When I went to rehab, one of the first things I was told, was in the Big Book, and has stuck with me, was that RESENTMENT IS FATAL. I was told if I can't let go, forgive and move on, I was in big trouble. More precisely, my sobriety was endangered. And more bluntly: I wouldn't stay sober.

When I decided to stop drinking, I had a ton of resentment towards several people and even towards myself for the same reasons as you: that I had wasted so much of my life drinking, and the Past. It seemed to grow exponentially with each day I wasn't drinking. I wish I could tell you how I did away with it, but it wasn't a one step procedure. I may have written down each person/act and that I forgive them to start. My mother in law was one that I had recently grown to HATE(I don't like that word, but I really did). She was the hardest. But I learned about them taking up space in my head-living there with me paying the rent and other cliche's. But it worked. Letting go of my resentment towards people and things in my past really freed me, and has not only helped me stay sober but live a happier life in addition. Same with honesty-to myself and others-and other issues prevalent with alcoholics-egocentricity and so on. And to accept I couldn't change the past and dwelling on it was ridiculous.

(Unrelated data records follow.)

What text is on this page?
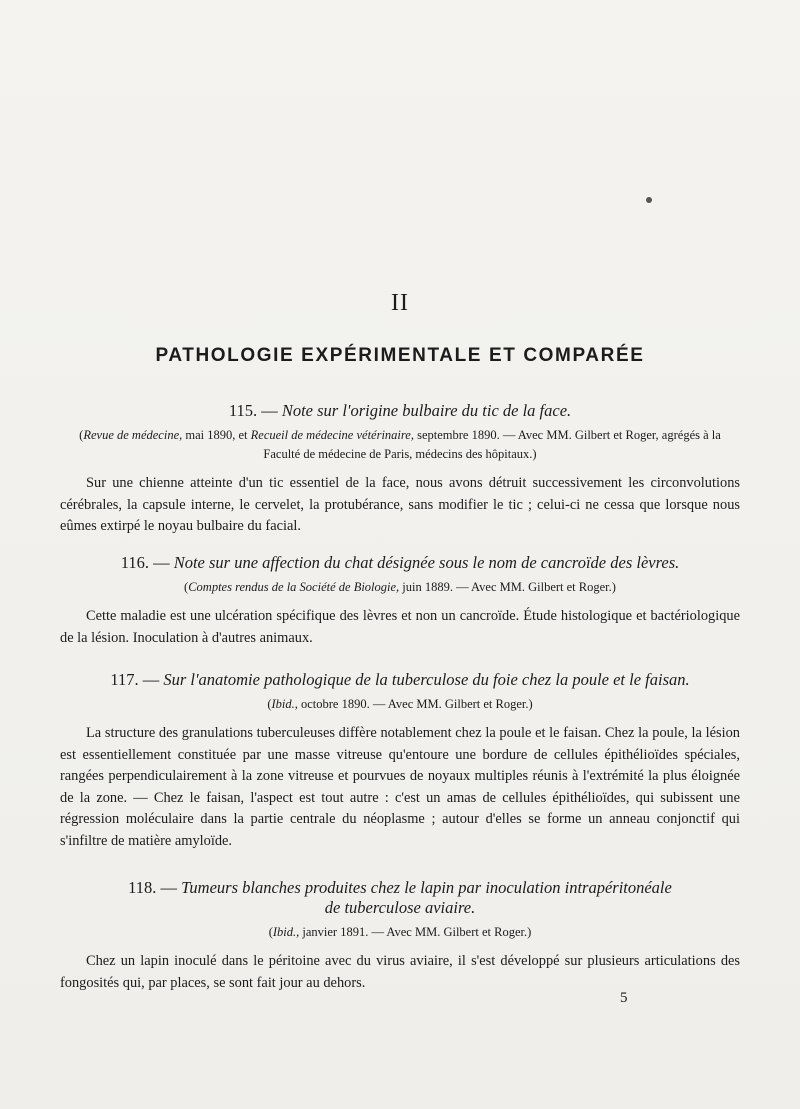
II
PATHOLOGIE EXPÉRIMENTALE ET COMPARÉE
115. — Note sur l'origine bulbaire du tic de la face.
(Revue de médecine, mai 1890, et Recueil de médecine vétérinaire, septembre 1890. — Avec MM. Gilbert et Roger, agrégés à la Faculté de médecine de Paris, médecins des hôpitaux.)
Sur une chienne atteinte d'un tic essentiel de la face, nous avons détruit successivement les circonvolutions cérébrales, la capsule interne, le cervelet, la protubérance, sans modifier le tic ; celui-ci ne cessa que lorsque nous eûmes extirpé le noyau bulbaire du facial.
116. — Note sur une affection du chat désignée sous le nom de cancroïde des lèvres.
(Comptes rendus de la Société de Biologie, juin 1889. — Avec MM. Gilbert et Roger.)
Cette maladie est une ulcération spécifique des lèvres et non un cancroïde. Étude histologique et bactériologique de la lésion. Inoculation à d'autres animaux.
117. — Sur l'anatomie pathologique de la tuberculose du foie chez la poule et le faisan.
(Ibid., octobre 1890. — Avec MM. Gilbert et Roger.)
La structure des granulations tuberculeuses diffère notablement chez la poule et le faisan. Chez la poule, la lésion est essentiellement constituée par une masse vitreuse qu'entoure une bordure de cellules épithélioïdes spéciales, rangées perpendiculairement à la zone vitreuse et pourvues de noyaux multiples réunis à l'extrémité la plus éloignée de la zone. — Chez le faisan, l'aspect est tout autre : c'est un amas de cellules épithélioïdes, qui subissent une régression moléculaire dans la partie centrale du néoplasme ; autour d'elles se forme un anneau conjonctif qui s'infiltre de matière amyloïde.
118. — Tumeurs blanches produites chez le lapin par inoculation intrapéritonéale
de tuberculose aviaire.
(Ibid., janvier 1891. — Avec MM. Gilbert et Roger.)
Chez un lapin inoculé dans le péritoine avec du virus aviaire, il s'est développé sur plusieurs articulations des fongosités qui, par places, se sont fait jour au dehors.
5
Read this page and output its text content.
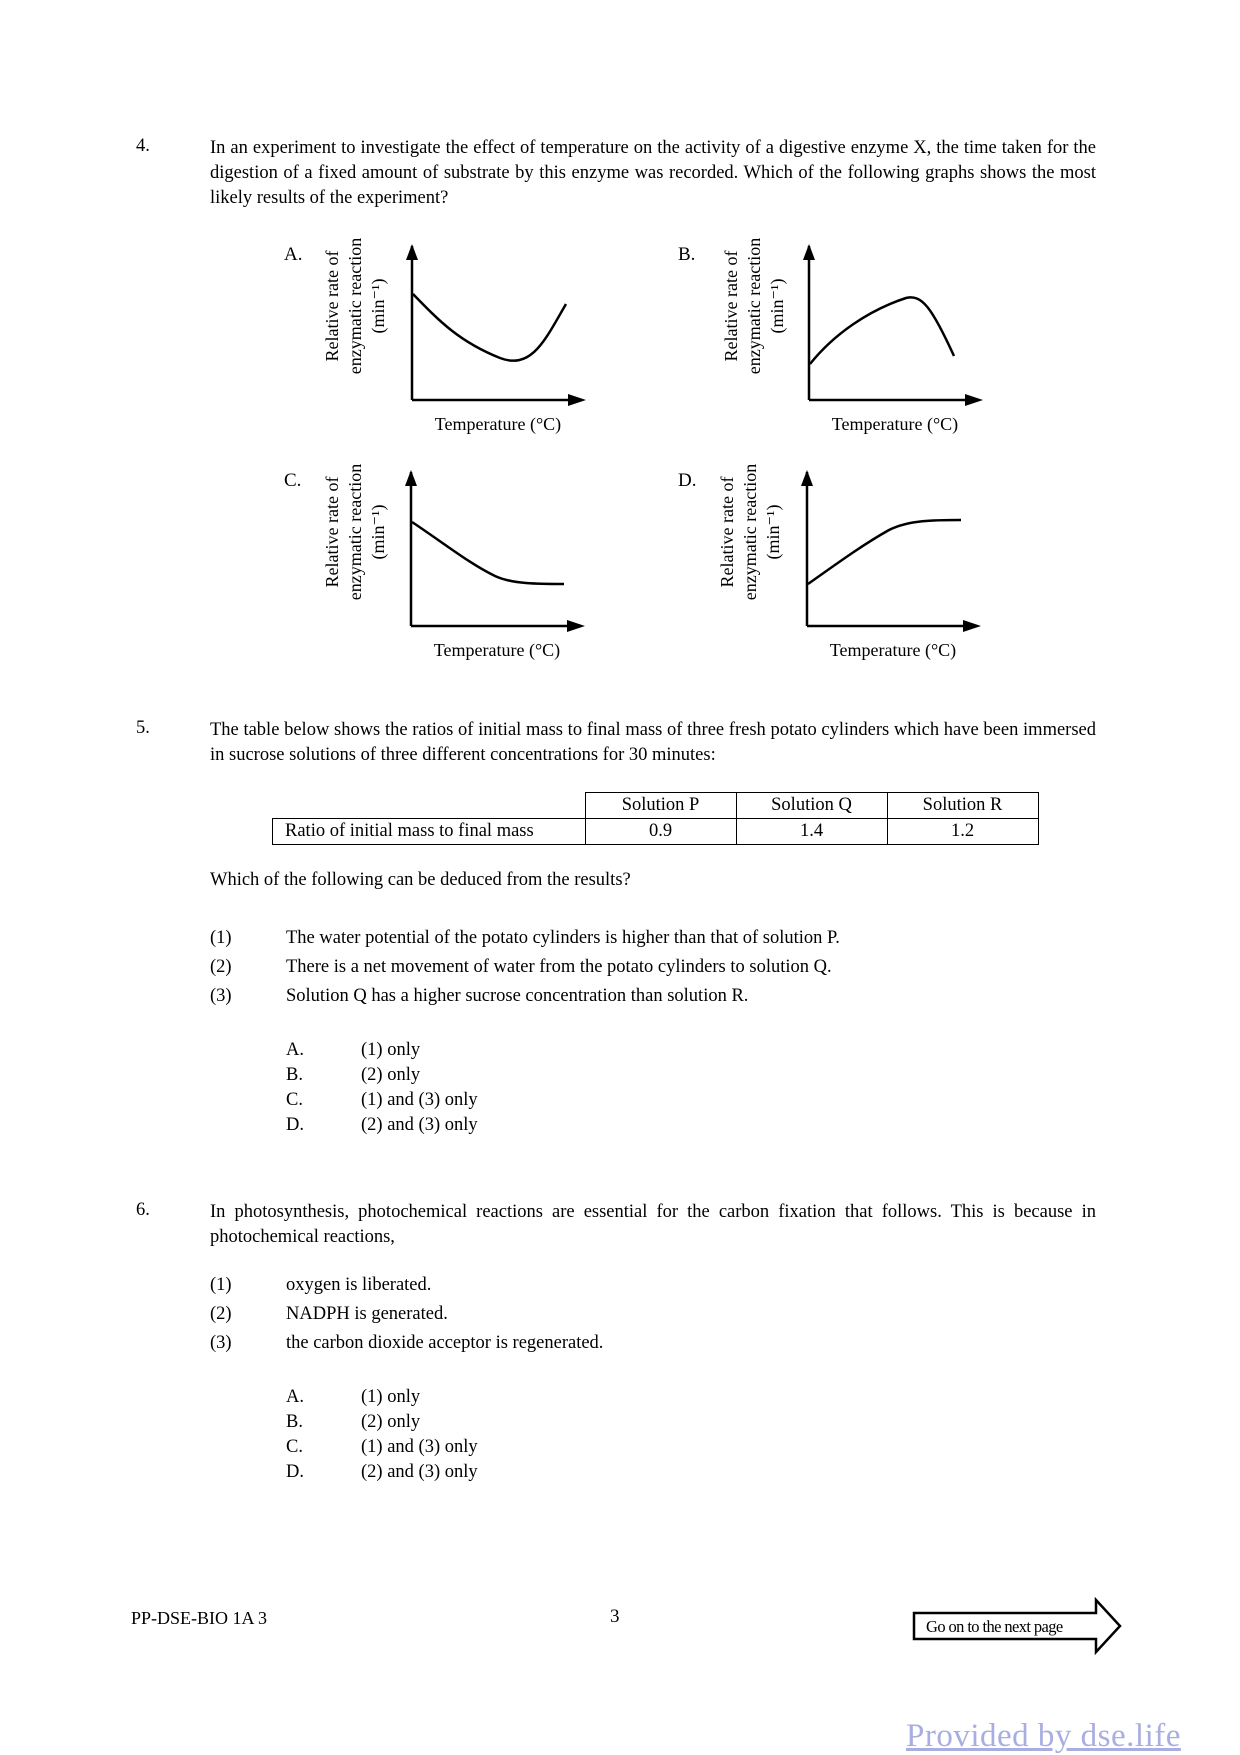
4.	In an experiment to investigate the effect of temperature on the activity of a digestive enzyme X, the time taken for the digestion of a fixed amount of substrate by this enzyme was recorded. Which of the following graphs shows the most likely results of the experiment?

A. Relative rate of enzymatic reaction (min⁻¹)
Temperature (°C)
B. Relative rate of enzymatic reaction (min⁻¹)
Temperature (°C)
C. Relative rate of enzymatic reaction (min⁻¹)
Temperature (°C)
D. Relative rate of enzymatic reaction (min⁻¹)
Temperature (°C)
5.	The table below shows the ratios of initial mass to final mass of three fresh potato cylinders which have been immersed in sucrose solutions of three different concentrations for 30 minutes:

	Solution P	Solution Q	Solution R
Ratio of initial mass to final mass	0.9	1.4	1.2
Which of the following can be deduced from the results?
(1)	The water potential of the potato cylinders is higher than that of solution P.
(2)	There is a net movement of water from the potato cylinders to solution Q.
(3)	Solution Q has a higher sucrose concentration than solution R.
A.	(1) only
B.	(2) only
C.	(1) and (3) only
D.	(2) and (3) only
6.	In photosynthesis, photochemical reactions are essential for the carbon fixation that follows. This is because in photochemical reactions,

(1)	oxygen is liberated.
(2)	NADPH is generated.
(3)	the carbon dioxide acceptor is regenerated.
A.	(1) only
B.	(2) only
C.	(1) and (3) only
D.	(2) and (3) only
PP-DSE-BIO 1A 3	3	Go on to the next page
Provided by dse.life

The only thing I can do is act in the present and plan for the future. The past doesn't matter anymore. It's gone, never to return.

Anyway...I would discuss with your sponsor how to get rid of your resentment-it's holding you back and is very detrimental.

On the other hand, it's wonderful you're staying sober and can see the light despite all that. And think how great it's going to be to look back and say you were sober your 44th b-day! I think you're doing a great job!